Sever's Disease is a serious type of 'growing pain' rooted in the fact that the rate of growth of a child's heel bones is slower than that of the ligaments of the leg. The heel bone is one of the
first bones in the human body to reach full size, and it is prone to injury because it is not flexible or elastic. As a child goes through growth spurts of the heel bone, the Achilles tendon, which
connects the calf muscle to the heel, may be struggling to play catch-up, due to its slower rate of growth. In this scenario, the tendon and leg muscles can become strained, tight and over-stretched.
As the child walks, runs or plays, repetitive pressure is placed on the tendon, and the tension can cause damage to the growing heel bone, resulting in pain and inflammation.
During the growth spurt of early puberty, the bones often grow faster than the leg muscles and tendons. This can cause the muscles to become very tight and overstretched, the heel becomes less
flexible and this build-up of pressure can result in redness, swelling, tenderness and pain at the heel.
The symptoms include pain, tenderness, swelling or redness in the heel, and they might have difficulty walking or putting pressure on the heel.

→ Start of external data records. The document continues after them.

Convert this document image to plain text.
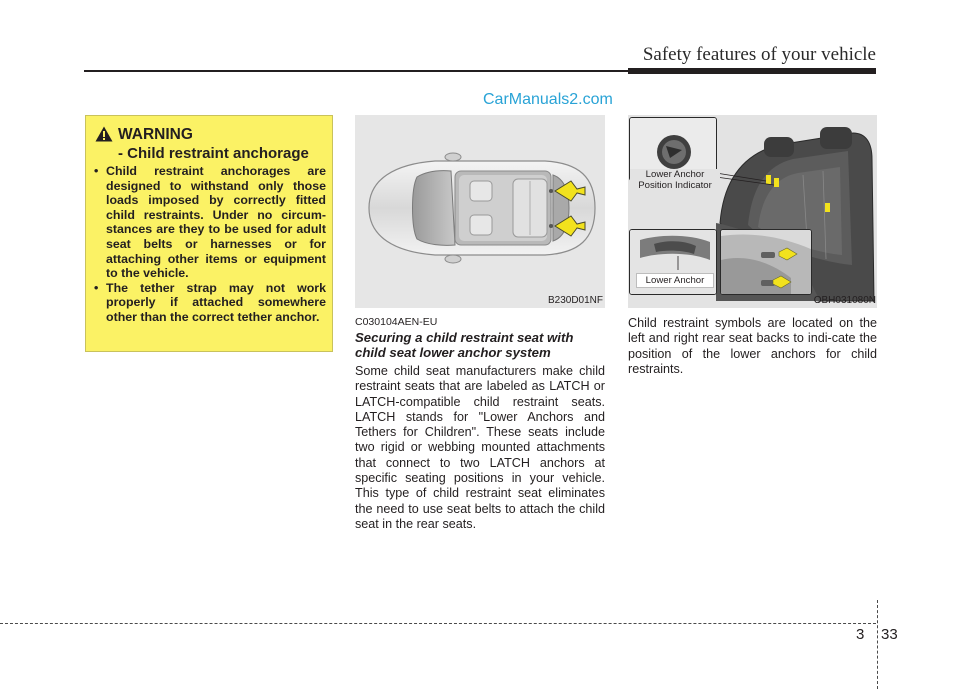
Safety features of your vehicle
CarManuals2.com
WARNING
- Child restraint anchorage
• Child restraint anchorages are designed to withstand only those loads imposed by correctly fitted child restraints. Under no circum-stances are they to be used for adult seat belts or harnesses or for attaching other items or equipment to the vehicle.
• The tether strap may not work properly if attached somewhere other than the correct tether anchor.
B230D01NF
Lower Anchor
Position Indicator
Lower Anchor
OBH031080N
C030104AEN-EU
Securing a child restraint seat with child seat lower anchor system
Some child seat manufacturers make child restraint seats that are labeled as LATCH or LATCH-compatible child restraint seats. LATCH stands for "Lower Anchors and Tethers for Children". These seats include two rigid or webbing mounted attachments that connect to two LATCH anchors at specific seating positions in your vehicle. This type of child restraint seat eliminates the need to use seat belts to attach the child seat in the rear seats.
Child restraint symbols are located on the left and right rear seat backs to indi-cate the position of the lower anchors for child restraints.
3 33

If you notice that your child suddenly starts walking
around on their toes because their heels hurt, that?s a dead giveaway. Kids who play sports might also complain of foot pain after a game or practice. As they grow, the muscles and tendons will catch
up and eventually the pressure will subside along with the pain. But in the meantime, it can become very uncomfortable.

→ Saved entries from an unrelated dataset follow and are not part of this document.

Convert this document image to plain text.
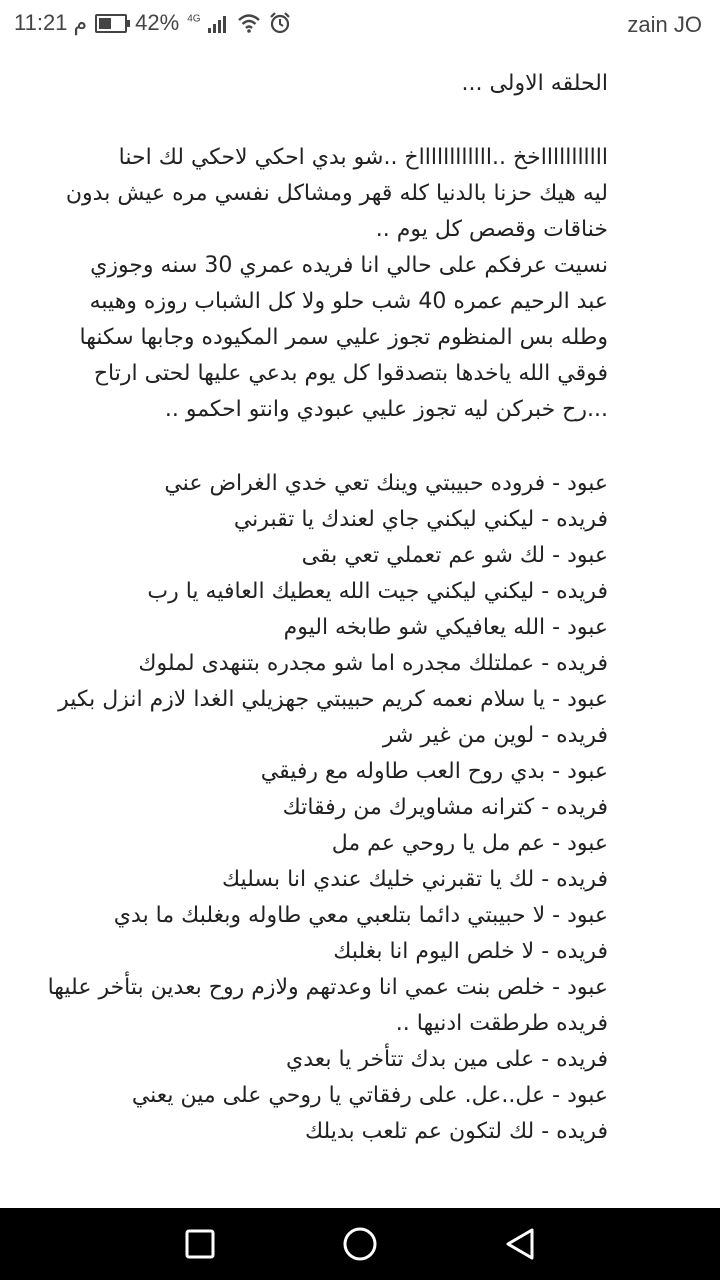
11:21 م 42% $^{4G}$	zain JO
الحلقه الاولى ...
اااااااااااخخ ..ااااااااااااخ ..شو بدي احكي لاحكي لك احنا
ليه هيك حزنا بالدنيا كله قهر ومشاكل نفسي مره عيش بدون
خناقات وقصص كل يوم ..
نسيت عرفكم على حالي انا فريده عمري 30 سنه وجوزي
عبد الرحيم عمره 40 شب حلو ولا كل الشباب روزه وهيبه
وطله بس المنظوم تجوز عليي سمر المكيوده وجابها سكنها
فوقي الله ياخدها بتصدقوا كل يوم بدعي عليها لحتى ارتاح
...رح خبركن ليه تجوز عليي عبودي وانتو احكمو ..
عبود - فروده حبيبتي وينك تعي خدي الغراض عني
فريده - ليكني ليكني جاي لعندك يا تقبرني
عبود - لك شو عم تعملي تعي بقى
فريده - ليكني ليكني جيت الله يعطيك العافيه يا رب
عبود - الله يعافيكي شو طابخه اليوم
فريده - عملتلك مجدره اما شو مجدره بتنهدى لملوك
عبود - يا سلام نعمه كريم حبيبتي جهزيلي الغدا لازم انزل بكير
فريده - لوين من غير شر
عبود - بدي روح العب طاوله مع رفيقي
فريده - كترانه مشاويرك من رفقاتك
عبود - عم مل يا روحي عم مل
فريده - لك يا تقبرني خليك عندي انا بسليك
عبود - لا حبيبتي دائما بتلعبي معي طاوله وبغلبك ما بدي
فريده - لا خلص اليوم انا بغلبك
عبود - خلص بنت عمي انا وعدتهم ولازم روح بعدين بتأخر عليها
فريده طرطقت ادنيها ..
فريده - على مين بدك تتأخر يا بعدي
عبود - عل..عل. على رفقاتي يا روحي على مين يعني
فريده - لك لتكون عم تلعب بديلك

A doctor can usually tell that a child has Sever's disease based on the symptoms reported. To confirm the diagnosis, the doctor will probably examine the heels and ask about the child's activity
level and participation in sports. The doctor might also use the squeeze test, squeezing the back part of the heel from both sides at the same time to see if doing so causes pain. The doctor might
also ask the child to stand on tiptoes to see if that position causes pain. Although imaging tests such as X-rays generally are not that helpful in diagnosing Sever's disease, some doctors order them
to rule out other problems, such as fractures. Sever's disease cannot be seen on an X-ray.
Non Surgical Treatment
In mild cases, elevating the heel through heel lifts in the shoes and decreasing activity level may be enough to control the pain. In more severe cases, orthotic therapy to help control the motion of
the heel, as well as icing, elevating, and aspirin therapy may be required to alleviate the symptoms. In those children who do not respond to either therapy mentioned above, it is sometimes necessary
to place the child in a below-knee cast for a period of 4-6 weeks. It is important for both the child and parents to understand that the pain and swelling associated with this disorder should resolve
once the growth plate has fused to the primary bone in the heel.

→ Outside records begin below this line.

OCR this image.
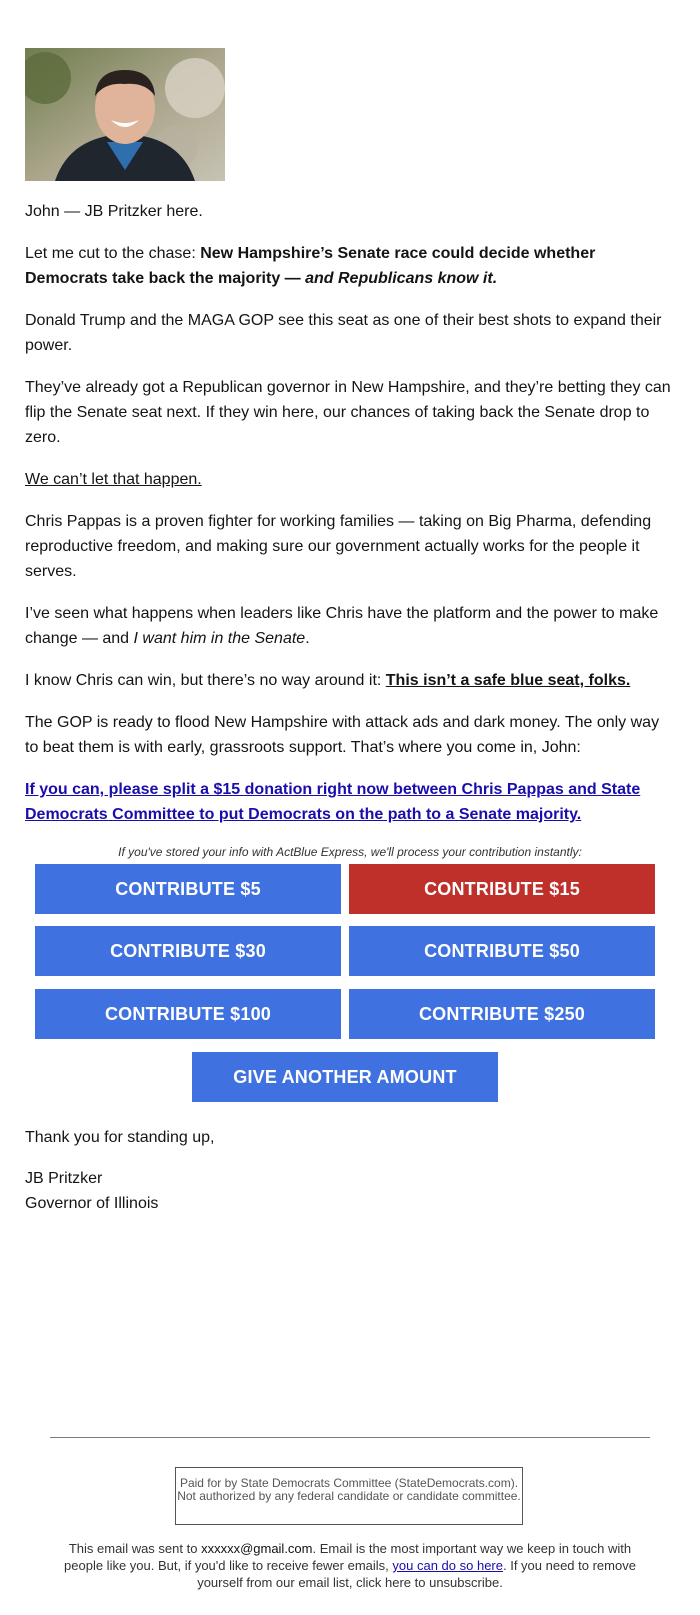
John — JB Pritzker here.

Let me cut to the chase: New Hampshire’s Senate race could decide whether Democrats take back the majority — and Republicans know it.

Donald Trump and the MAGA GOP see this seat as one of their best shots to expand their power.

They’ve already got a Republican governor in New Hampshire, and they’re betting they can flip the Senate seat next. If they win here, our chances of taking back the Senate drop to zero.

We can’t let that happen.

Chris Pappas is a proven fighter for working families — taking on Big Pharma, defending reproductive freedom, and making sure our government actually works for the people it serves.

I’ve seen what happens when leaders like Chris have the platform and the power to make change — and I want him in the Senate.

I know Chris can win, but there’s no way around it: This isn’t a safe blue seat, folks.

The GOP is ready to flood New Hampshire with attack ads and dark money. The only way to beat them is with early, grassroots support. That’s where you come in, John:

If you can, please split a $15 donation right now between Chris Pappas and State Democrats Committee to put Democrats on the path to a Senate majority.

If you've stored your info with ActBlue Express, we'll process your contribution instantly:

CONTRIBUTE $5	CONTRIBUTE $15
CONTRIBUTE $30	CONTRIBUTE $50
CONTRIBUTE $100	CONTRIBUTE $250
GIVE ANOTHER AMOUNT
Thank you for standing up,
JB Pritzker
Governor of Illinois
Paid for by State Democrats Committee (StateDemocrats.com). Not authorized by any federal candidate or candidate committee.
This email was sent to xxxxxx@gmail.com. Email is the most important way we keep in touch with people like you. But, if you'd like to receive fewer emails, you can do so here. If you need to remove yourself from our email list, click here to unsubscribe.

Stretching exercises can help. It is important that your child performs exercises to stretch the hamstring and calf muscles, and the tendons on the back of the leg. The child should do these
stretches 2 or 3 times a day. Each stretch should be held for about 20 seconds. Both legs should be stretched, even if the pain is only in 1 heel. Your child also needs to do exercises to strengthen
the muscles on the front of the shin. To do this, your child should sit on the floor, keeping his or her hurt leg straight. One end of a bungee cord or piece of rubber tubing is hooked around a table
leg. The other end is hitched around the child's toes. The child then scoots back just far enough to stretch the cord. Next, the child slowly bends the foot toward his or her body. When the child
cannot bend the foot any closer, he or she slowly points the foot in the opposite direction (toward the table). This exercise (15 repetitions of "foot curling") should be done about 3 times. The
child should do this exercise routine a few times daily.